И снова Татьяна не сумела скрыть в глазах вину:
- Он просто выпил лишнее. Нигде мы с ним не встречались.
- Ну, да… Ты не успела. Вместо тебя я в коридор вошла. Он меня целовал, мой муж. А думал, что тебя целует. И хотел тебя целовать. Имя твоё повторял.
Оттого, что Люба впервые говорила об этом вслух, обида нахлынула с новой силой, стала ещё горше и безотраднее… Ком в горле мешал дышать. Ещё не хватало, – расплакаться при этой девчонке!
Таня упрямо повторила:
- Он просто был пьян.
- Что у трезвого на уме, то у пьяного на языке, – слышала? Перед Демидовым не стыдно? Вышла замуж за него… и ловишь по тёмным коридорам чужое счастье!
Танюшкины губы задрожали, но она справилась с растерянностью, даже улыбнулась:
-Про чужое счастье, Любовь Михайловна… Мне чужого счастья не надо.

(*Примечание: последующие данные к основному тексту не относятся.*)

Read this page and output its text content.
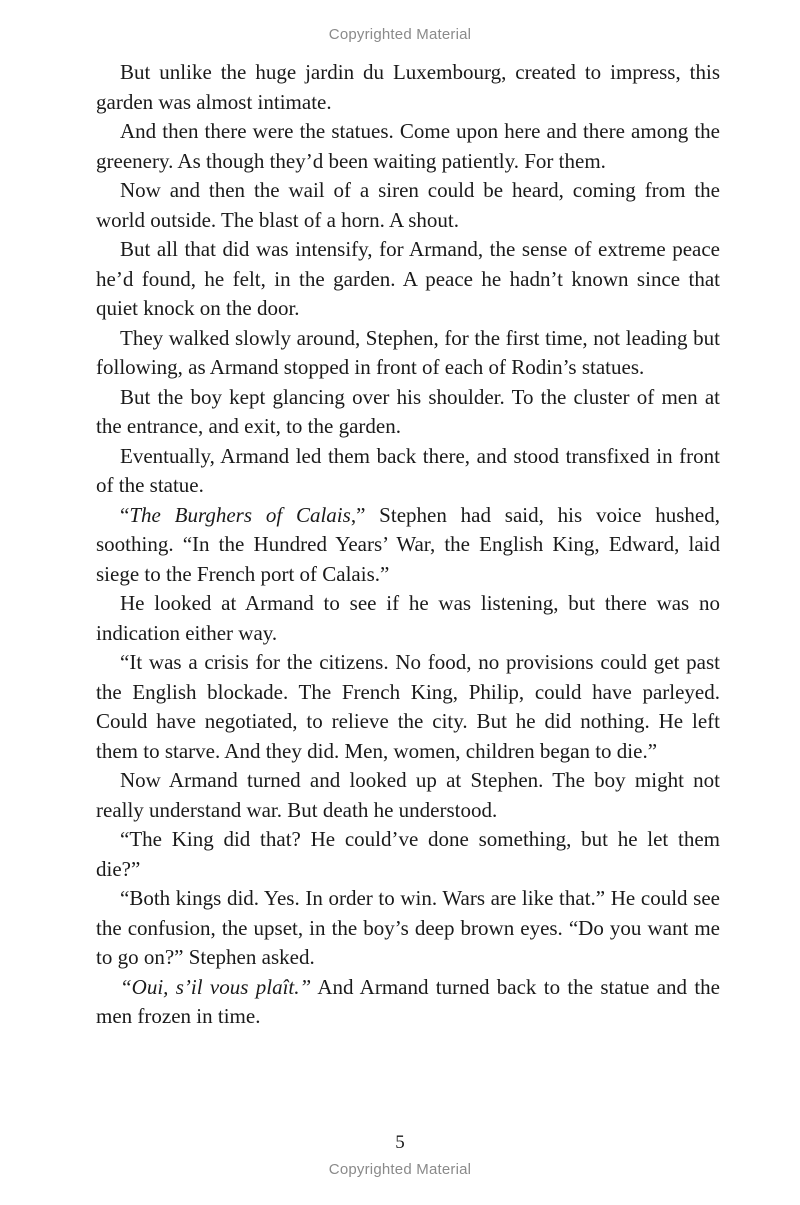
Copyrighted Material

But unlike the huge jardin du Luxembourg, created to impress, this garden was almost intimate.

And then there were the statues. Come upon here and there among the greenery. As though they’d been waiting patiently. For them.

Now and then the wail of a siren could be heard, coming from the world outside. The blast of a horn. A shout.

But all that did was intensify, for Armand, the sense of extreme peace he’d found, he felt, in the garden. A peace he hadn’t known since that quiet knock on the door.

They walked slowly around, Stephen, for the first time, not leading but following, as Armand stopped in front of each of Rodin’s statues.

But the boy kept glancing over his shoulder. To the cluster of men at the entrance, and exit, to the garden.

Eventually, Armand led them back there, and stood transfixed in front of the statue.

“The Burghers of Calais,” Stephen had said, his voice hushed, soothing. “In the Hundred Years’ War, the English King, Edward, laid siege to the French port of Calais.”

He looked at Armand to see if he was listening, but there was no indication either way.

“It was a crisis for the citizens. No food, no provisions could get past the English blockade. The French King, Philip, could have parleyed. Could have negotiated, to relieve the city. But he did nothing. He left them to starve. And they did. Men, women, children began to die.”

Now Armand turned and looked up at Stephen. The boy might not really understand war. But death he understood.

“The King did that? He could’ve done something, but he let them die?”

“Both kings did. Yes. In order to win. Wars are like that.” He could see the confusion, the upset, in the boy’s deep brown eyes. “Do you want me to go on?” Stephen asked.

“Oui, s’il vous plaît.” And Armand turned back to the statue and the men frozen in time.

5
Copyrighted Material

А когда Андрей на тебе женился, – выходит, это ж ты… чужое счастье, моё счастье поймала… – я ещё на вашей свадьбе решила: раз он тебя выбрал, значит, так и будет. Что не смогла забыть его, – это не твоё дело, Люба. Я любила его с детства, – сколько помню себя, любила его. Думаешь, просто, – вот так, в одночасье, забыть… Если чем и виновата я перед тобой и Саней моим, – то лишь воспоминаниями.
Танюша быстро пошла по обледеневшей дорожке. Скользила легко, по-девчоночьи, – несмотря на высокие каблучки.
- Да осторожнее ты!.. – в неясной досаде чуть не крикнула ей вслед Любаша…
Надо было возвращаться на работу. Шла медленно и как-то тяжело. Казалось, это от Таниной лёгкости ей так тяжело идти. Татьянина вина и правда лёгкая… Невесомая, – по сравнению с вчерашним вечером, что непосильной ношей лёг на Любины плечи. Пьяный Андрей – с его предательским: Тань, Танюша!.. – целовал всё-таки не Татьяну, а её, Любашу, жену свою. А Димка Дорохов… И стакан из-под вина на кухонном столе… и пепел на скатерти, – как теперь на Андрея смотреть…
А дома… На диване сидела большая кукла. В светло-голубеньком платьице в белый горошек, и в тугих косичках – такие же бантики… А на самом краешке дивана спал Андрей. Проснулся от горестного и растерянного Любашиного взгляда, потянулся:
- Опять Ленка Маркова заходила?.. Что за дрянь она курит! Ещё и пепельницей не умеет пользоваться. Игорю надо сказать, чтобы курить её отучил.
Люба смотрела на куклу. А Андрей вдруг подхватил Любашу на руки, закружил по комнате:
-Любань! Любочка моя, родная! Ну, что ж ты молчишь!.. Случайно встретил Тамару Евгеньевну. Она так укоризненно головой качает, – жене, говорит, на свежем воздухе надо больше бывать. А я и не знаю ничего! Нет, я догадывался, но ты же сказала – нет. – Андрей остановился, с тревогой заглянул в Любины глаза: – Почему, Любань?
Вместо ответа Люба устало кивнула на куклу:
- А это… зачем?
Андрей как-то застенчиво улыбнулся:
- Знаешь, Люб… Я подумал: ты, наверное, хочешь, чтоб дочка родилась. Ну, и купил. Самую красивую выбрал.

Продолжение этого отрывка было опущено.